Ristori reported it last night. I think the piece of info that the tuna ran into the wash helps the legitimacy of this story. Other wise I agree with the doubters, there is no way he would have been able to handle a tuna that big without getting spooled.
Congrats.



This is Ristori's report:
"The oddest catch of the year may have occured this morning at Bay Head when a 70-to-80-pound bluefin tuna was landed in the Bay Head surf. Nick Kolidy of Brick talked to an angler who was fishing clams there during mid-morning when a fisherman casting metal hooked up.
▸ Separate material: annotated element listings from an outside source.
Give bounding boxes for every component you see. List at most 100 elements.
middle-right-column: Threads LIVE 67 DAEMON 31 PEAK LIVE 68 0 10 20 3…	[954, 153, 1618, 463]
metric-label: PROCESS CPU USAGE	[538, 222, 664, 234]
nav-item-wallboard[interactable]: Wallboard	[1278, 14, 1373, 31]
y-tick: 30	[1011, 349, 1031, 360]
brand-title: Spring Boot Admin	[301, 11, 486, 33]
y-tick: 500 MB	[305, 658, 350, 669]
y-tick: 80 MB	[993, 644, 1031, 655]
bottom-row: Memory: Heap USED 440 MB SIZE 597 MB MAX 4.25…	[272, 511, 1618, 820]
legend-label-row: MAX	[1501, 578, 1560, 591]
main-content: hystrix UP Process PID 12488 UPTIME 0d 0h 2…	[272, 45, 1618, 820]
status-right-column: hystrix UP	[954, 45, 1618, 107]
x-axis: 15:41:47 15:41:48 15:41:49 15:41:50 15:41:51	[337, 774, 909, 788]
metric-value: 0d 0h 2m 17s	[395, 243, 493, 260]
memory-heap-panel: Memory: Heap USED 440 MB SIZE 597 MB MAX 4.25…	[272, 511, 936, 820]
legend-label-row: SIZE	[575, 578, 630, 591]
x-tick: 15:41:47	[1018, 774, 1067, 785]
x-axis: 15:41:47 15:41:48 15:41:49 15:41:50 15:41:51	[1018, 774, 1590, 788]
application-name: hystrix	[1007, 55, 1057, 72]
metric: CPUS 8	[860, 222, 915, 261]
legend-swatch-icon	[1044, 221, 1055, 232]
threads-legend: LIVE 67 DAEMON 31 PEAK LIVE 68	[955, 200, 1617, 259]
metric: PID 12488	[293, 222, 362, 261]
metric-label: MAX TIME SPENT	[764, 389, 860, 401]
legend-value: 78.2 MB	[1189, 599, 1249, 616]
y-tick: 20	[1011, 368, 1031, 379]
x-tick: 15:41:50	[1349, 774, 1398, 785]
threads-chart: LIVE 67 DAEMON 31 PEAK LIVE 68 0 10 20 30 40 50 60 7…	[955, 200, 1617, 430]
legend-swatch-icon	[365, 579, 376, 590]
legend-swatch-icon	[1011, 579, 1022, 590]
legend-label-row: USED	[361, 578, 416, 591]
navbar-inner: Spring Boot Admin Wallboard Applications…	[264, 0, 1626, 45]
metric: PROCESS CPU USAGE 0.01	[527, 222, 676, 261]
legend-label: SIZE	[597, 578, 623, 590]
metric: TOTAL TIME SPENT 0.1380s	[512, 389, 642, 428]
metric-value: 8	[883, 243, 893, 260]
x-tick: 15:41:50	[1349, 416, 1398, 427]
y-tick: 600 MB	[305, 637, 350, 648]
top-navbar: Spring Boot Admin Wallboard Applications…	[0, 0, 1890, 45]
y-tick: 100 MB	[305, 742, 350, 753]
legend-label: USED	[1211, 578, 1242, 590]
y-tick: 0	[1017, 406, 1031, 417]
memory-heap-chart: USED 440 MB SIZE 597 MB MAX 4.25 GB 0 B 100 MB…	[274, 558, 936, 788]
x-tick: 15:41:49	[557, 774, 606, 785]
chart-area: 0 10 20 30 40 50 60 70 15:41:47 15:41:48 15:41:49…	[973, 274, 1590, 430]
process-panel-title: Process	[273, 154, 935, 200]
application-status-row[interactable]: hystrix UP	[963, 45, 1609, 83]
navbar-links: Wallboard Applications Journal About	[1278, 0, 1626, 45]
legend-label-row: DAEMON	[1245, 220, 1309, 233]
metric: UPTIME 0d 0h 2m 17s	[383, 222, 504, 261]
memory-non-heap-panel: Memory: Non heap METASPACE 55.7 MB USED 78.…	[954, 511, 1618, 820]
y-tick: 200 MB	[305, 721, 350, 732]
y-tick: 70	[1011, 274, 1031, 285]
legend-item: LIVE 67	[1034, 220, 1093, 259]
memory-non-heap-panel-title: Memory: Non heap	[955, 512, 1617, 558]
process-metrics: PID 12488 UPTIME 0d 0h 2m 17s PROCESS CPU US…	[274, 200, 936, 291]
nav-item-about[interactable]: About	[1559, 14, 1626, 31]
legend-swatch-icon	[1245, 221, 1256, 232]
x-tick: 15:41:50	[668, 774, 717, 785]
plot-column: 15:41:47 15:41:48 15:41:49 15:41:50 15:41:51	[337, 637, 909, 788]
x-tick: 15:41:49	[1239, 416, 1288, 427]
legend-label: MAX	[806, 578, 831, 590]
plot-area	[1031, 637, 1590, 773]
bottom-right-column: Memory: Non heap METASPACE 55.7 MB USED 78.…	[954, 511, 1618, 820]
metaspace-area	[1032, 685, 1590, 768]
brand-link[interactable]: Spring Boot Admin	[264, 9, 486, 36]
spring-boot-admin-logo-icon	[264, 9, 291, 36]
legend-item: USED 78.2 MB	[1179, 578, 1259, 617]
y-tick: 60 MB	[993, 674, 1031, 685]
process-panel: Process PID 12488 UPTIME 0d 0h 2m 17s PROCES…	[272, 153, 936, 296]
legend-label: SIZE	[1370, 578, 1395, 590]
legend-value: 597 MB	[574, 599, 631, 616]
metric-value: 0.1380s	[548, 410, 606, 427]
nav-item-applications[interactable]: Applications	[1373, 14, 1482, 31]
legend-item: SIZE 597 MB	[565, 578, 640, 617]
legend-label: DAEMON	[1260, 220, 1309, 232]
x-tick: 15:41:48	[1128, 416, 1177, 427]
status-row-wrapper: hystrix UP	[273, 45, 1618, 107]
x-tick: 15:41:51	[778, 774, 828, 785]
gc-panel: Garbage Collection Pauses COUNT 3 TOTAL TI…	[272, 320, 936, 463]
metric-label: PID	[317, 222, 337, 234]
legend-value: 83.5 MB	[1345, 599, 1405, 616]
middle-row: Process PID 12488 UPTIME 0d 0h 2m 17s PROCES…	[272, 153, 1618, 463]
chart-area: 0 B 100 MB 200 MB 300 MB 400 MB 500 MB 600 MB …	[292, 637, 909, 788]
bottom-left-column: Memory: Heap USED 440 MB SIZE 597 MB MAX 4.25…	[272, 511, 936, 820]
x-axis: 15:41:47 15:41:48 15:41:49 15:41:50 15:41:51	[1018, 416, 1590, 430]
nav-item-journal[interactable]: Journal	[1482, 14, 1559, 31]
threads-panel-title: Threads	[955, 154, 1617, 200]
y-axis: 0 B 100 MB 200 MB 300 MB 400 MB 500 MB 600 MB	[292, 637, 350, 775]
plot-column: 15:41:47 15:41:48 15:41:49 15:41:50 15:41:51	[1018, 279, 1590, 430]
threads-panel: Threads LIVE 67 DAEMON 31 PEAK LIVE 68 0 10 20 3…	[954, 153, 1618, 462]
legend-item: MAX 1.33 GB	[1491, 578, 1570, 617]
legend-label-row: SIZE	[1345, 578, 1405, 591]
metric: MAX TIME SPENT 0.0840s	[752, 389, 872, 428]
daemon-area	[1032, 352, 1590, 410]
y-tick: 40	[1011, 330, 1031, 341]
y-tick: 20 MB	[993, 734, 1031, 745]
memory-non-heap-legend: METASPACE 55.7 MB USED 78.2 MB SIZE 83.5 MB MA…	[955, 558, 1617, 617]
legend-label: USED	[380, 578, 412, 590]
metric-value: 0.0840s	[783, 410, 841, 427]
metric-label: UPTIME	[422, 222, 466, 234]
After fighting the fish for awhile, he had it in the wash, where the clam fisherman helped him land it. Apparently the tuna ran the wrong way and beached itself. Normally a tuna would run offshore and strip any normal surfcasting reel in seconds. Actually that was an illegal catch. You need a federal permit in order to land bluefin tuna, but those permits are only issued to boats. Bluefins are very rarely caught from shore, but I doubt if NMFS would prosecute under these circumstances.
Bluefins have been spotted in various areas not too far offshore. Capt. Arthur Stokes of Fintastic from Point Pleasant saw them jumping Sunday in the Mud Hole.
The clammer reported catching a short striper, but that was all Nick heard about this morning from Bay Head to Normandy Beach."